TmEE wrote:I do think they should have dropped S/HL and give free use of the LSB of CRAM...

That theory I had made before is crap because it turns out S/H gives a color range that's definitely not 16 shades, besides they could have always made it an internal bit not used in CRAM =/ To be fair I think that the main reason that the LSB is unused is so each component belongs to a separate digit in hexadecimal (e.g. orange is $08E, with 0 = blue, 8 = green, E = red).

Sik wrote:...besides the fact that nothing was known about the SNES (was it even in active development or just research phases?)..

In 1987 the SFC was already in development, but the outside world certainly didn't have any solid technical details about it.

MottZilla wrote:

psycopathicteen wrote:The better you make the Genesis the worst the Snes would look in comparison.

Which is exactly what Sega needed to do. It was foolish wasting resources on the 8bit era in your 16bit era system. Every last resource should have gone into making the best 16bit system they could. We can all agree that more colors available at once would have made it a much better system.

Unless your SMS broke. The back-compat in PS2, Xbox 360, Wii, and PS3 helped because laser mechanisms wear out.

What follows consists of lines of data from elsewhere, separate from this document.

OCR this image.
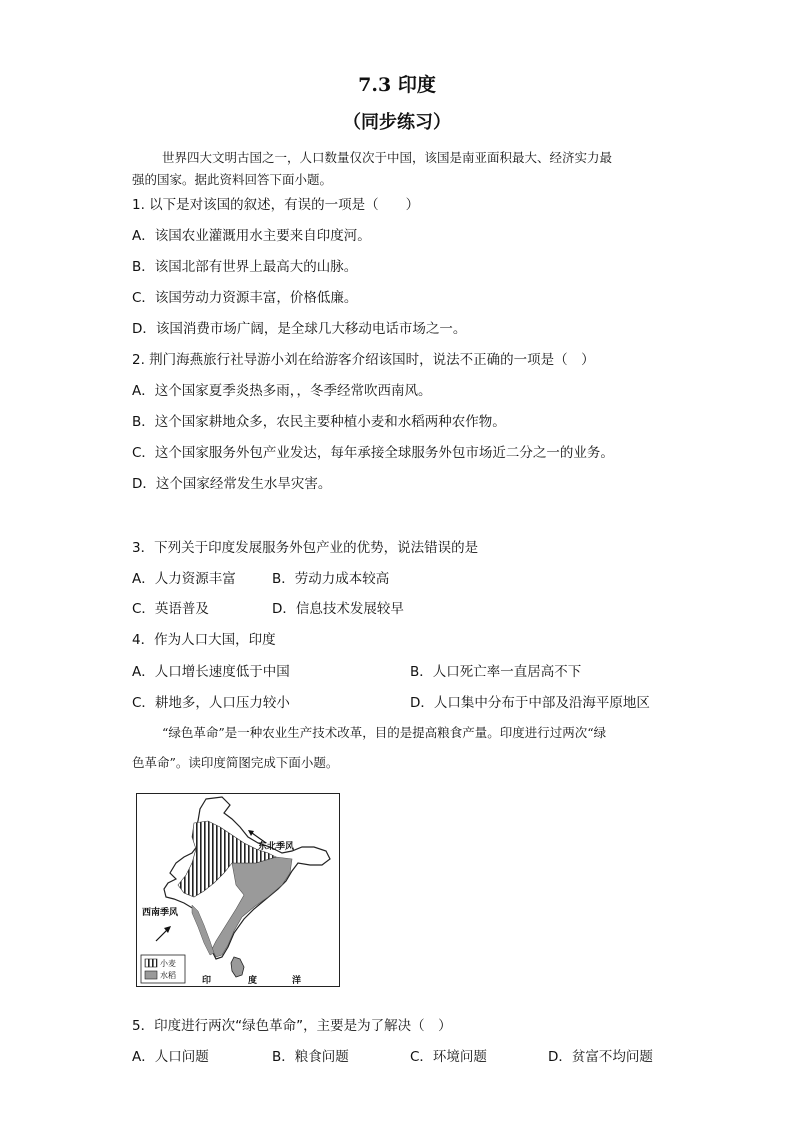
7.3 印度
（同步练习）
世界四大文明古国之一，人口数量仅次于中国，该国是南亚面积最大、经济实力最
强的国家。据此资料回答下面小题。
1. 以下是对该国的叙述，有误的一项是（　　）
A．该国农业灌溉用水主要来自印度河。
B．该国北部有世界上最高大的山脉。
C．该国劳动力资源丰富，价格低廉。
D．该国消费市场广阔，是全球几大移动电话市场之一。
2. 荆门海燕旅行社导游小刘在给游客介绍该国时，说法不正确的一项是（　）
A．这个国家夏季炎热多雨，，冬季经常吹西南风。
B．这个国家耕地众多，农民主要种植小麦和水稻两种农作物。
C．这个国家服务外包产业发达，每年承接全球服务外包市场近二分之一的业务。
D．这个国家经常发生水旱灾害。
3．下列关于印度发展服务外包产业的优势，说法错误的是
A．人力资源丰富	B．劳动力成本较高
C．英语普及	D．信息技术发展较早
4．作为人口大国，印度
A．人口增长速度低于中国	B．人口死亡率一直居高不下
C．耕地多，人口压力较小	D．人口集中分布于中部及沿海平原地区
“绿色革命”是一种农业生产技术改革，目的是提高粮食产量。印度进行过两次“绿
色革命”。读印度简图完成下面小题。
东北季风
西南季风
小麦
水稻
印	度	洋
5．印度进行两次“绿色革命”，主要是为了解决（　）
A．人口问题	B．粮食问题	C．环境问题	D．贫富不均问题
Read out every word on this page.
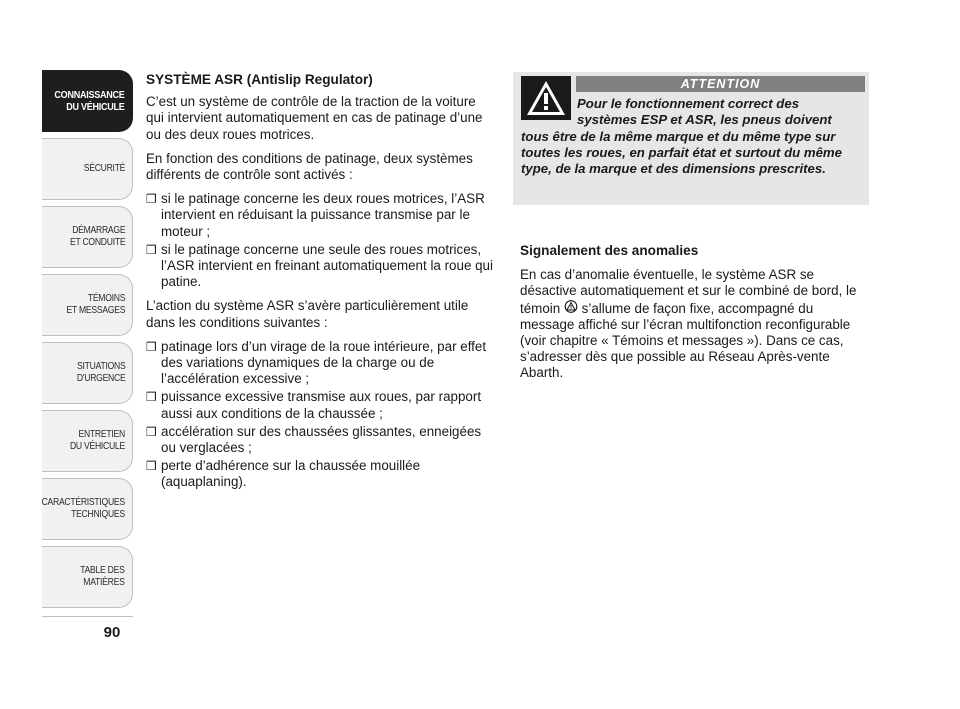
CONNAISSANCE
DU VÉHICULE
SÉCURITÉ
DÉMARRAGE
ET CONDUITE
TÉMOINS
ET MESSAGES
SITUATIONS
D'URGENCE
ENTRETIEN
DU VÉHICULE
CARACTÉRISTIQUES
TECHNIQUES
TABLE DES
MATIÈRES
90
SYSTÈME ASR (Antislip Regulator)

C’est un système de contrôle de la traction de la voiture qui intervient automatiquement en cas de patinage d’une ou des deux roues motrices.

En fonction des conditions de patinage, deux systèmes différents de contrôle sont activés :

❒ si le patinage concerne les deux roues motrices, l’ASR intervient en réduisant la puissance transmise par le moteur ;
❒ si le patinage concerne une seule des roues motrices, l’ASR intervient en freinant automatiquement la roue qui patine.

L’action du système ASR s’avère particulièrement utile dans les conditions suivantes :

❒ patinage lors d’un virage de la roue intérieure, par effet des variations dynamiques de la charge ou de l’accélération excessive ;
❒ puissance excessive transmise aux roues, par rapport aussi aux conditions de la chaussée ;
❒ accélération sur des chaussées glissantes, enneigées ou verglacées ;
❒ perte d’adhérence sur la chaussée mouillée (aquaplaning).
ATTENTION
Pour le fonctionnement correct des
systèmes ESP et ASR, les pneus doivent
tous être de la même marque et du même type sur toutes les roues, en parfait état et surtout du même type, de la marque et des dimensions prescrites.

Signalement des anomalies

En cas d’anomalie éventuelle, le système ASR se désactive automatiquement et sur le combiné de bord, le témoin s’allume de façon fixe, accompagné du message affiché sur l’écran multifonction reconfigurable (voir chapitre « Témoins et messages »). Dans ce cas, s’adresser dès que possible au Réseau Après-vente Abarth.
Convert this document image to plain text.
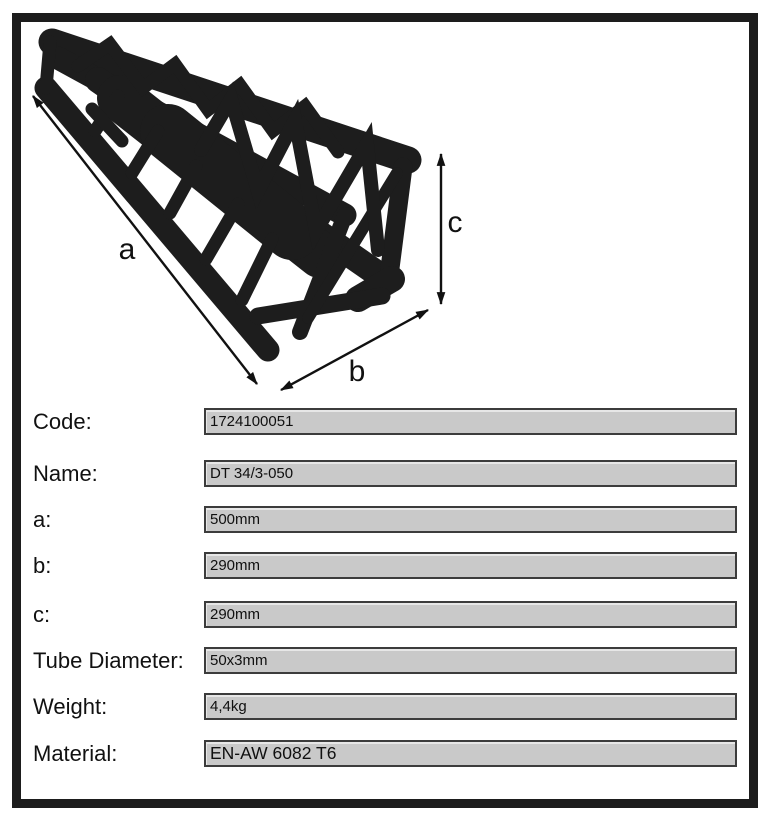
a
b
c
Code:	1724100051
Name:	DT 34/3-050
a:	500mm
b:	290mm
c:	290mm
Tube Diameter: 50x3mm
Weight:	4,4kg
Material:	EN-AW 6082 T6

I highly doubt many people had SMS consoles break and need the MD for BC. Plus Nintendo didn't support any BC and I don't recall people throwing a fit over it. It's a nice feature to have I agree. But it was a bad business decision I think. I really doubt the benefit from having it was worth the cost not only in the cost to the existing MD, but the cost it had on the MD not being able to be something better. As I said before, more Colors like 4 * 16 sets for each of Scroll Plane A, B, and Sprites would have been excellent. Pair that with an improvement in the sound department and I really think Sega could have blown Nintendo away in the 16bit era, atleast in the US and Europe though maybe not Japan.

I think that applies to Nintendo too, because of the Snes's near backwards compatable design.

If Nintendo really wanted it to be backwards compatable that much, I think they should've used a slighty upgraded NES PPU, and have a second full fledged 16-bit PPU sitting next to it. The full fledged 16-bit PPU doesn't have to be as powerful as the Genesis's VDP, as long as the sum of both PPUs are more powerful than the VDP.

Nintendo would have been foolish to waste resources too on NES compatibility in the SNES. But the wised up at some point atleast. The only system I really thought that backwards compatibility made sense was the Gameboy line. Other than that I don't think backwards compatibility really is worth the cost and thus the features it takes away from the current generation's games. Who knows, maybe Nintendo went with the 65816 rather than the 68000 because they had envisioned NES compatibility.

Who knows, maybe Nintendo went with the 65816 rather than the 68000 because they had envisioned NES compatibility.

Or developer compatibility. By using a similar scheme as the NES, all the NES developers would be able to pick up the SNES more quickly. Same for the graphical scheme, which is quite similar.